NAUGATUCK — When Kylie Simonds was fighting cancer, one of the most annoying obstacles she remembers was having to sit still or walk gingerly while she received treatment intravenously.

The Cross Street Intermediate School fifth-grader, who was 8 and 9 when she received cancer treatment, said she often sat around for a full day at her doctor’s office, basically tied to a pole.

“Honestly, I just wanted to play and run around but it wasn’t possible with the IV poles,” she said.

So Simonds, now 11, knew exactly what she wanted to do for her fifth-grade invention convention project. With some design help from her father, Mike, she created a backpack that not only holds books, but it also holds an IV bag and a pump. Children who need to get nourishment and/or medicine intravenously can now walk through the hallways just like all of the other children, thanks to Simonds’ invention.

The “IPack, an IV backpack for children,” has not only impressed students and teachers in the Naugatuck school district, it has caught on at the state level, too. Simonds was one of 21 students from the Cross Street and Hillside schools in Naugatuck who received recognition for their inventions at the Connecticut Invention Convention this month at the University of Connecticut in Storrs.

The invention convention, in its 31st year, is open to K-8 students statewide and is designed to develop, encourage and enhance critical thinking skills through intervention, innovation and entrepreneurship.

More than 130 schools in the state participate every year, with more than 10,000 students creating inventions annually. The award winners from each district are chosen to go to UConn every year for the state convention.

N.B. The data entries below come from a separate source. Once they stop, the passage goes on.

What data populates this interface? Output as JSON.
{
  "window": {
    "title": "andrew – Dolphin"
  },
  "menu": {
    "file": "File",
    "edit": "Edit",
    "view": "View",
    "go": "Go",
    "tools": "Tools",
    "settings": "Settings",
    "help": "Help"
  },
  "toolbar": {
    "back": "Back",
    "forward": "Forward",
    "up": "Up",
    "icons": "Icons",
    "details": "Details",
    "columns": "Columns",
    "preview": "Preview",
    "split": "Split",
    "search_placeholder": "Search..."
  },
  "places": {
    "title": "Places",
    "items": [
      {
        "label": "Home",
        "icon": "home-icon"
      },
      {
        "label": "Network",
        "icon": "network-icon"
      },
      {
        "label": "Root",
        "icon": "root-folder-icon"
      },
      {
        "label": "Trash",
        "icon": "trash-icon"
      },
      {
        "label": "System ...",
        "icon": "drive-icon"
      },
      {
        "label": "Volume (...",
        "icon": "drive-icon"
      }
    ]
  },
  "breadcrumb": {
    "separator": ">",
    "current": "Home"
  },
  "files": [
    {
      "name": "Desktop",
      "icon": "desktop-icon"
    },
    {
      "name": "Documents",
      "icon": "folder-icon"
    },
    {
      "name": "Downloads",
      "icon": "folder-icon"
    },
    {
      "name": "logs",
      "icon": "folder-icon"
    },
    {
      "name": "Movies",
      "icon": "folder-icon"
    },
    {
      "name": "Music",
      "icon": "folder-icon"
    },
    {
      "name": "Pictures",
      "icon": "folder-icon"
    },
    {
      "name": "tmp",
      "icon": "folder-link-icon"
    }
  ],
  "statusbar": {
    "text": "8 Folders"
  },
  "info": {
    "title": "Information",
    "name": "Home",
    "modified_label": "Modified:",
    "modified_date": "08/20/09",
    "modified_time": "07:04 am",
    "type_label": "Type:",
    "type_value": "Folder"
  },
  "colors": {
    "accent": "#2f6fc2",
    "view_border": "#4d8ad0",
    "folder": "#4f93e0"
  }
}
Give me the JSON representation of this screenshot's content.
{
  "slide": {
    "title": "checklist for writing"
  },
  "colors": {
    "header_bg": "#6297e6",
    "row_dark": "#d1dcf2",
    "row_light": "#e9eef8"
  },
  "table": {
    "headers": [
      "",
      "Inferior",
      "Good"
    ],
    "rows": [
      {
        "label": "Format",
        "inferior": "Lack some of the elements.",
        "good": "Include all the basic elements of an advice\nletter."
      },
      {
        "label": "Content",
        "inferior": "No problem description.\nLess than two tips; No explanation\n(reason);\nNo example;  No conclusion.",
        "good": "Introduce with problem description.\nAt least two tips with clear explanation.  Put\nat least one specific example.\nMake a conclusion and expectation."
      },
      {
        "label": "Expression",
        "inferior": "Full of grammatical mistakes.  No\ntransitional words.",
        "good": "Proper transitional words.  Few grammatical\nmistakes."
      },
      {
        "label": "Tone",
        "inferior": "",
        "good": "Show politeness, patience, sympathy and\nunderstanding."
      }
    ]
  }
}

Not only did Simonds receive recognition at UConn, she received top honors, winning the only patent given out. She also took three prestigious awards: the Boehringer-Ingelheim Life Science Award; the McCormick, Paulding & Huber Award; and the Promising Young Women Inventor Award.

“I was so excited,” she said, giving a wide smile.

Cross Street Principal Melissa Cooney said she was pleased with all of the students who participated. She also called Simonds a wonderful student and an all-around great child.

At first, Simonds was on a mission to impress her teachers. She’s done that. Now, she’s on a mission to help other children.

She is cancer free after beating rhabdomyosarcoma, or RMS, a relatively rare form of cancer in connective tissues. But she knows others are still struggling and need IVs.

She hopes to one day make a prototype of the backpack and sell it in stores.

“We can make something for kids that they can actually move around with,” she said. “That would be great.”